Corta las berenjenas por la mitad a lo largo. Haz un corte alrededor de toda la pulpa y, a continuación, practica unos cortes en forma de rombo en el centro, procurando no llegar a la piel. Espolvorea con sal y deja reposar unos minutos para que suelten parte de su amargor. Sécalas con papel de cocina, riégalas con un hilo de aceite de oliva y hornéalas a 190 ºC durante unos 30 minutos, o hasta que la pulpa esté tierna. También puedes cocinarlas en el microondas, colocándolas con la pulpa hacia abajo, a máxima potencia durante unos 15 minutos.
Pon una sartén al fuego con un chorrito de aceite. Añade los puerros y el ajo picados, sazona con sal y pimienta y sofríe unos minutos hasta que comiencen a dorarse. Aparta las verduras hacia los lados dejando un hueco en el centro, añade un poco más de aceite e incorpora la carne picada. Cocina a fuego vivo hasta que se dore. Vuelve a abrir un pequeño hueco en el centro de la sartén, agrega el vino y deja que se evapore el alcohol. Incorpora el tomate, mezcla bien, tapa la sartén y cocina durante 8 o 10 minutos.

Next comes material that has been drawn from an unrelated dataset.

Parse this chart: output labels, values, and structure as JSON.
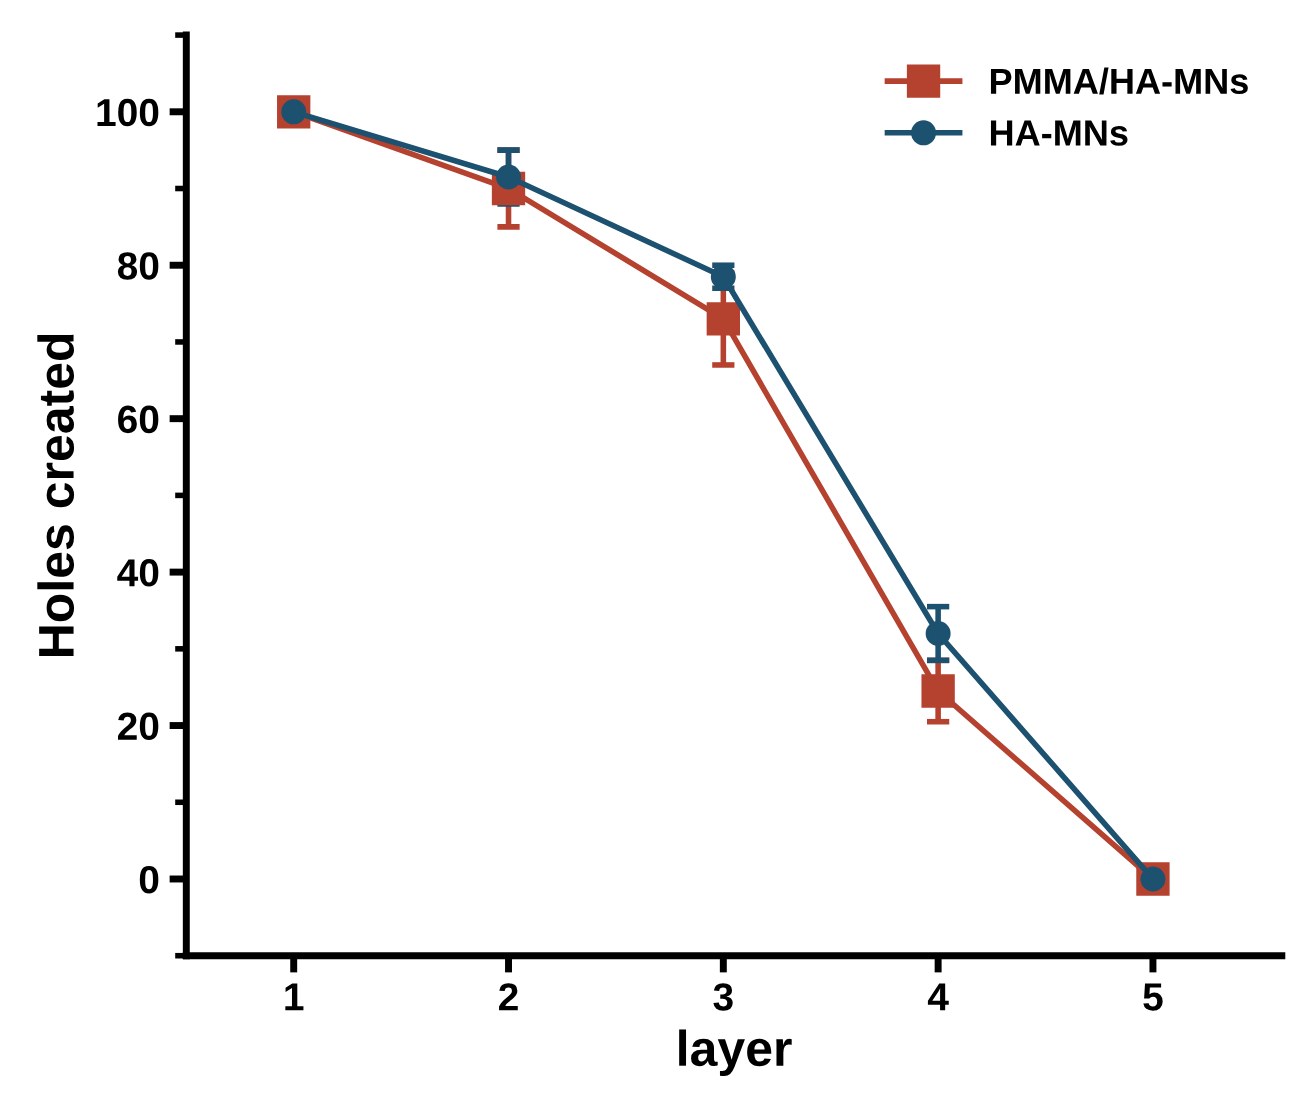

Retira las berenjenas del horno y, con ayuda de una cuchara, extrae la pulpa procurando no dañar la piel. Pícala ligeramente y añádela a la sartén. Incorpora una pizca de chile rojo (opcional) y un poco de nuez moscada. Apaga el fuego, agrega el parmesano rallado y mezcla bien hasta integrar todos los ingredientes.
Rellena las berenjenas con la preparación, espolvorea por encima la mezcla de cuatro quesos y gratina a 190 ºC, con calor inferior y aire, durante unos 15 minutos o hasta que la superficie esté dorada y apetecible.